Les violences continuent de ravager l'Afghanistan, malgré les pourparlers de paix qui ont débuté le 12 septembre à Doha et avancent lentement. Les deux camps ont annoncé au début décembre un accord fixant le cadre des discussions.
Pakistani-backed terrorists have killed nearly half a dozen Afghan journalists #fardinamini since the start of the Doha talks, which is reprehensible and unacceptable in every way.@kakar_harsha @AdityaRajKaul @Abdul_Bugti @IFazilaBaloch @KarimaBaloch @balochsadia2 pic.twitter.com/sWBL4gVGki
— sarhad ke paar (@Par1Ke) December 12, 2020
Le meurtre de Malalai Maiwand suscite une vague de condamnations dans le pays : "Qui a un problème avec les femmes dans la société afghane ?", interpelle sur Twitter Fatima Murchal, porte-parole adjointe du président Ashraf Ghani. Et d'ajouter : "Ces lâches coupables ne seront pas pardonnés, même après la paix".

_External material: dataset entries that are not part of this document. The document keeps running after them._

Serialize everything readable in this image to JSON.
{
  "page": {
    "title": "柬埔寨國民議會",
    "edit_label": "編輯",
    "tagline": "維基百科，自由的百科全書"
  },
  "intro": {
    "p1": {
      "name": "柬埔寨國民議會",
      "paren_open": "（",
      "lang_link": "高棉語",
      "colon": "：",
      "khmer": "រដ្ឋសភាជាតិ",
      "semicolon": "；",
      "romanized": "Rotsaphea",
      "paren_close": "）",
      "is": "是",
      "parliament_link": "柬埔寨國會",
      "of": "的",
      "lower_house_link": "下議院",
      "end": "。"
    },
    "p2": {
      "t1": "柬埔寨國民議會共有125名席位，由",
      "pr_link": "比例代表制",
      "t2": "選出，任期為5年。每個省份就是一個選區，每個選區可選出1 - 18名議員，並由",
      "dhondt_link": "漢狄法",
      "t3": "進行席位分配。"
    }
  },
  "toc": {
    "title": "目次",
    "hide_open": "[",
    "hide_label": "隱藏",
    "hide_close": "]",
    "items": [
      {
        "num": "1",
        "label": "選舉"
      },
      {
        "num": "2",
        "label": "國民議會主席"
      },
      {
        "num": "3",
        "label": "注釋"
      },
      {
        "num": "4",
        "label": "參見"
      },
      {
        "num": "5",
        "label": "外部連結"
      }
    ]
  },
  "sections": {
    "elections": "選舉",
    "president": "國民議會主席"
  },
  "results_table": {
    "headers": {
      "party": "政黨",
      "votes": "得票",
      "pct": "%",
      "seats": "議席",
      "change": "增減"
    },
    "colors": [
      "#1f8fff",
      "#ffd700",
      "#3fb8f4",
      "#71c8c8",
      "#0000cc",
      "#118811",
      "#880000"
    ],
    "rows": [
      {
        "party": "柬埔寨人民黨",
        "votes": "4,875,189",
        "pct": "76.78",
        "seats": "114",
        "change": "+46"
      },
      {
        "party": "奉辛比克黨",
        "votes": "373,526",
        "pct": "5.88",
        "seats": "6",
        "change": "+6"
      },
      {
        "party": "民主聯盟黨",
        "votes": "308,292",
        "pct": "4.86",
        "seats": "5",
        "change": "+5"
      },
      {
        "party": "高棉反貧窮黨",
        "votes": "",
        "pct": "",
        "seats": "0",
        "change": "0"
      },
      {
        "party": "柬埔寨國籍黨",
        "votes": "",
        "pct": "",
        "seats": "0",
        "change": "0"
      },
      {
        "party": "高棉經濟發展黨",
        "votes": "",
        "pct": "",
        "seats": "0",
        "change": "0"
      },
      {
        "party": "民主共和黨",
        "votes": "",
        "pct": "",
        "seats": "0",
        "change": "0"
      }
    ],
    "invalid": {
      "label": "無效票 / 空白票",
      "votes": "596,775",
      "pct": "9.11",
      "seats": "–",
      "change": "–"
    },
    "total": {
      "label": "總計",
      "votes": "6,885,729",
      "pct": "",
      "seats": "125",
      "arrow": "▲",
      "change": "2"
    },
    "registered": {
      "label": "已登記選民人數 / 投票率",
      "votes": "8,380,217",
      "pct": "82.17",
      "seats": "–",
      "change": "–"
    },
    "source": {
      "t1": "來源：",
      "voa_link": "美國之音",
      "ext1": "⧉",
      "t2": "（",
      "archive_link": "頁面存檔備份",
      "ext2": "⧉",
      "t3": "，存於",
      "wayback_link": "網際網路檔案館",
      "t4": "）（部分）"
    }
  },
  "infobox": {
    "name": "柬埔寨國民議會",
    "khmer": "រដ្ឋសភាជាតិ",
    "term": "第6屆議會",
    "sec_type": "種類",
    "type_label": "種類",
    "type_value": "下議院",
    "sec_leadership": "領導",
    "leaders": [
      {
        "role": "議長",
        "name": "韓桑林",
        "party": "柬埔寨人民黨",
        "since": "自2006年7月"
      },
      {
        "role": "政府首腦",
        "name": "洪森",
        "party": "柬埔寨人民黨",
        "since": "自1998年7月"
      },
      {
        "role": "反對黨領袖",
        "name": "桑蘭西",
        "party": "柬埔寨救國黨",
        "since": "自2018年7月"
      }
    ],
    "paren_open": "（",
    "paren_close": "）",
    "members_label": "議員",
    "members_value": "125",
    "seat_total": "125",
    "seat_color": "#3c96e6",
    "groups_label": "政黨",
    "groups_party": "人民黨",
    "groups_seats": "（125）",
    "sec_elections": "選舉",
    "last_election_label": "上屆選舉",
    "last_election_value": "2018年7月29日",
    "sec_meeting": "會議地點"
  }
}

Funérailles de Malalai Maiwand à Jalalabad, à 150 kilomères à l'est de Kaboul, le 10 décembre 2020
En 2001, la chute du régime ultra-religieux des talibans au pouvoir de 1996 à 2001 – qui interdisait aux femmes l’école et le travail, et leur imposait le port de la burqa –, suscitait de grands espoirs chez les Afghanes. De fait, dans un premier temps, leur vie quotidienne s'est améliorée, mais depuis quelques années, leur situation se dégrade à nouveau. Les femmes afghanes restent les victimes d'une violence généralisée et de nombreux assassinats et agressions ont été perpétrés contre des femmes occupant des postes publics ou des intellectuelles. Il y a cinq ans, la mère de Malalai Maiwand, elle-même militante, avait aussi été tuée par des hommes armés inconnus.